Gen 1:22 Then God blessed them (animals) and said, “Be fruitful and multiply and fill the waters of the seas, and let birds multiply on the earth.”
These instructions to be fruitful and multiply at the very outset tell us God wants life to expand and flourish - especially for us, the bearers of His image. He wants to expand (multiply) the blessings He gives. Hinted at in these blessings is our blessing others. This becomes even clearer as we continue further.
Each new day of creation was a new blessing from God being increasingly expanded. After each day, God pronounced all He did and made was good, i.e. a blessing.
Even after He cleansed the earth of rebellious humanity through the flood, God again pronounces His desire to bless us.
1 Then the LORD said to Abram, ²“Leave your country, your kindred, and your father’s household, and go to the land ³I will show you.
2 ³I will make you into a great nation, and ³I will bless you;
³I will make your name great so that you will be a blessing.
3 ³I will bless those who bless you and curse those who curse you;
and all the families of the earth will be blessed through you.”
God's ultimate goal with Abram from the beginning of his call was to bless all nations through ¹him; not simply to bless Abram (or only His immediate progeny) so that only he or they could bask in the blessings and forget about everyone else.
The more we dig into scripture, the more we see that whenever God gives us anything - any blessing, i.e. ¹resource, etc - he always asks us to turn around and use it to bless others.
Why?
Because we are in His image - designed and called to be like God.
This is also the very essence of the 1st and 2nd commandments on which all other commands are based.
This commandment involves us receiving from God life, love, and all things, and then sharing with our neighbor (others) what we receive.
How? It is only through our connection with God, being loved by Him (and recognizing how much he loves us in and through Christ but also through the many blessings of creation he has given us), and responding to His love by loving Him with all that we are and have, so that we can love our neighbors in the same way we desire to be loved (and are being loved through all the beauty and abundance given to us now in and through creation).
Contrary to the common approach to living, life isn't about getting to keep and only indulging ourselves in the blessings of life, but about getting to give.
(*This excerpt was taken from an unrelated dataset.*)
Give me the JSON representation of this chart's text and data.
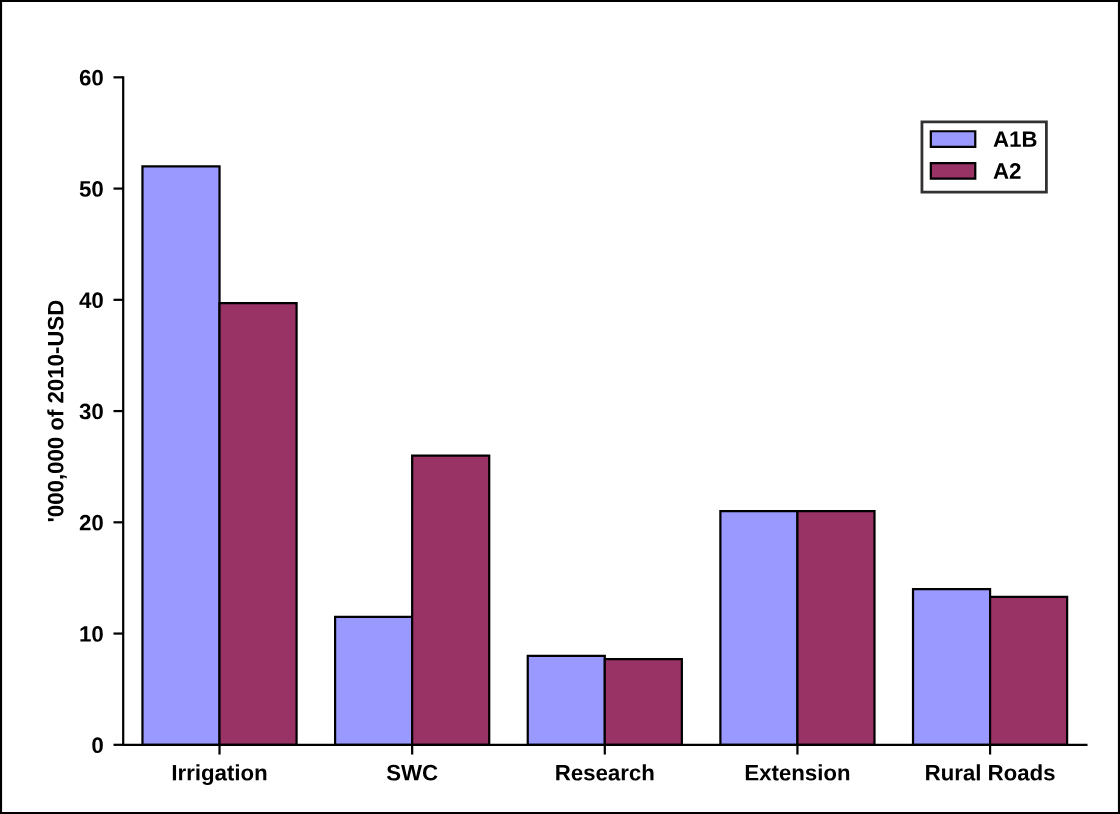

It isn't getting all you can and then sitting on and protecting our individual "can" but "getting" (receiving) all we can so we might give all we can. This is who God is and who He's designed and called us to be as bearers of His image. The more we receive, the more we are to give. To use Christ's words, "to whom much is given, much is required." And the servant who is faithful in little, will be given more.
What is the nature and greatness of God's giving, and how did he demonstrate it? He gave until it hurt i.e. Sacrificially. He gave the very Son of His infinite and eternal affection so we might enter into that very same community of affection between the Father and Son and partake of God, who is love and life Himself (Jn 17:3); the Creator and giver of all we have and are.
¹What comprises our resources? Any and all blessings we receive or possess, be it time, good health, money, things, talents, abilities, skills, experiences unique to us, etc.
²“Leave your country, your kindred, and your father’s household, and go to the land I will show you..."
All the things we normally look to and depend on for our sense of identity and meaning - e.g. our national origin and heritage, wealth (our own land) our extended family (kindred), and even our immediate family, Abraham was called upon by God to walk *away from and look to Him alone as the source of all he is and has...i.e. go to the land I will show you..."
*He also called him to walk towards all he previously sought and had by promising to make him a great family and nation of his own... again, so he might know that God alone is the source of all blessings and in turn us them to bless others.
GOD was calling Abraham to shift his dependence away from those things that we all naturally seek and instead place his dependence solely on God for those things. This tells us that these things are good and right to desire
This tells us that these things are good and right to desire but not outside of God but in and through him. God is not opposed to us having these things but He's opposed to our trying to obtain them on our own without looking to and acknowledging Him as the Giver.
⁴God was rebuilding Abrams ⁶identity from the ground up. He was telling him every good thing you desire - your own land, your very own nation through your children, a great reputation - I will provide for you and that so you might honor me by being a blessing to others.
Our receiving what we need and value most is not by pursuing these directly but by being like God and blessing others, i.e. seeking first the kingdom of God. God loves to give us all these things (Rom 8:31-32; Matt 7:9-11) as long as we don't forget it is He who gives them. And He does so that we might bless others, becoming the means by which others find, see, and experience God through us.
⁵A God of overflowing abundance, beauty, love, majesty, glory, blessing, and joy.
⁶Abram eventually became Abraham (Gen 17:5). He went from being not just a father of Issac (and ultimately Israel) - as Abram - but a father of many nations - as Abraham.